It should be set before drm_sched_entity_push_job().  I wouldn't
really expect drivers to know the value at drm_sched_job_init() time.
But they would by the time drm_sched_entity_push_job() is called.

> >       /** @last_dependency: tracks @dependencies as they signal */
> >       unsigned int                    last_dependency;
> >       atomic_t                        karma;
> > @@ -485,6 +487,10 @@ struct drm_sched_backend_ops {
> >   * @ops: backend operations provided by the driver.
> >   * @credit_limit: the credit limit of this scheduler
> >   * @credit_count: the current credit count of this scheduler
> > + * @enqueue_credit_limit: the credit limit of jobs pushed to
> > scheduler and not
> > + *                        yet run
> > + * @enqueue_credit_count: the current crdit count of jobs pushed to
> > scheduler
> > + *                        but not yet run
> >   * @timeout: the time after which a job is removed from the
> > scheduler.
> >   * @name: name of the ring for which this scheduler is being used.
> >   * @num_rqs: Number of run-queues.

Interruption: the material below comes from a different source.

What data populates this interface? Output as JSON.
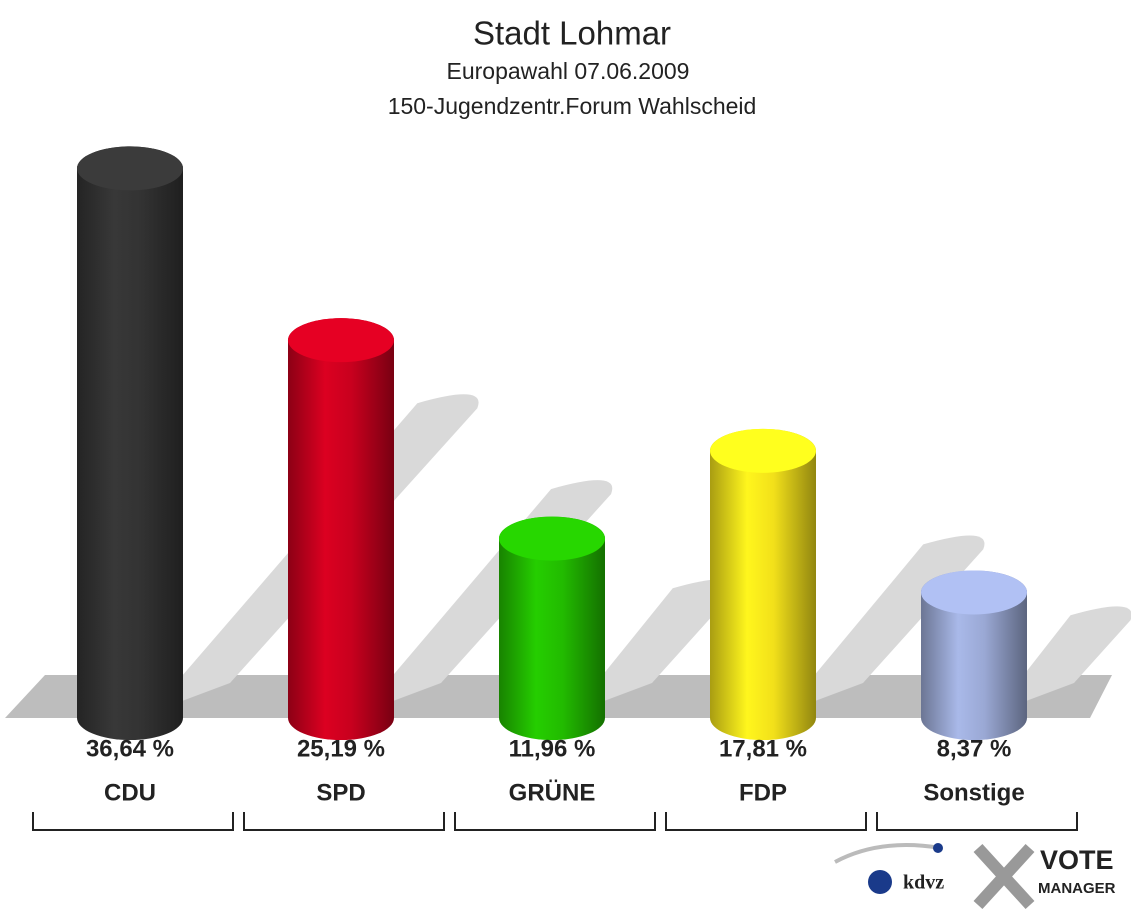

This is at most
> > DRM_SCHED_PRIORITY_COUNT,
> > @@ -518,6 +524,8 @@ struct drm_gpu_scheduler {
> >       const struct drm_sched_backend_ops      *ops;
> >       u32                             credit_limit;
> >       atomic_t                        credit_count;
> > +     u32                             enqueue_credit_limit;
> > +     atomic_t                        enqueue_credit_count;
> >       long                            timeout;
> >       const char                      *name;
> >       u32                             num_rqs;
> > @@ -550,6 +558,8 @@ struct drm_gpu_scheduler {
> >   * @num_rqs: Number of run-queues. This may be at most
> > DRM_SCHED_PRIORITY_COUNT,
> >   *        as there's usually one run-queue per priority, but may
> > be less.
> >   * @credit_limit: the number of credits this scheduler can hold from
> > all jobs
> > + * @enqueue_credit_limit: the number of credits that can be enqueued
> > before
> > + *                        drm_sched_entity_push_job() blocks
>
> Is it optional or not? Can it be deactivated?
>
> It seems to me that it is optional, and so far only used in msm. If
> there are no other parties in need for that mechanism, the right place
> to have this feature probably is msm, which has all the knowledge about
> when to block already.
>

As with the existing credit_limit, it is optional.  Although I think
it would be also useful for other drivers that use drm sched for
VM_BIND queues, for the same reason.

BR,
-R

>
> Regards
> P.
>
>
> >   * @hang_limit: number of times to allow a job to hang before
> > dropping it.
> >   *           This mechanism is DEPRECATED. Set it to 0.
> >   * @timeout: timeout value in jiffies for submitted jobs.
> > @@ -564,6 +574,7 @@ struct drm_sched_init_args {
> >       struct workqueue_struct *timeout_wq;
> >       u32 num_rqs;
> >       u32 credit_limit;
> > +     u32 enqueue_credit_limit;
> >       unsigned int hang_limit;
> >       long timeout;
> >       atomic_t *score;
> > @@ -600,7 +611,7 @@ int drm_sched_job_init(struct drm_sched_job *job,
> >                      struct drm_sched_entity *entity,
> >                      u32 credits, void *owner);
> >  void drm_sched_job_arm(struct drm_sched_job *job);
> > -void drm_sched_entity_push_job(struct drm_sched_job *sched_job);
> > +int drm_sched_entity_push_job(struct drm_sched_job *sched_job);
> >  int drm_sched_job_add_dependency(struct drm_sched_job *job,
> >                                struct dma_fence *fence);
> >  int drm_sched_job_add_syncobj_dependency(struct drm_sched_job *job,
>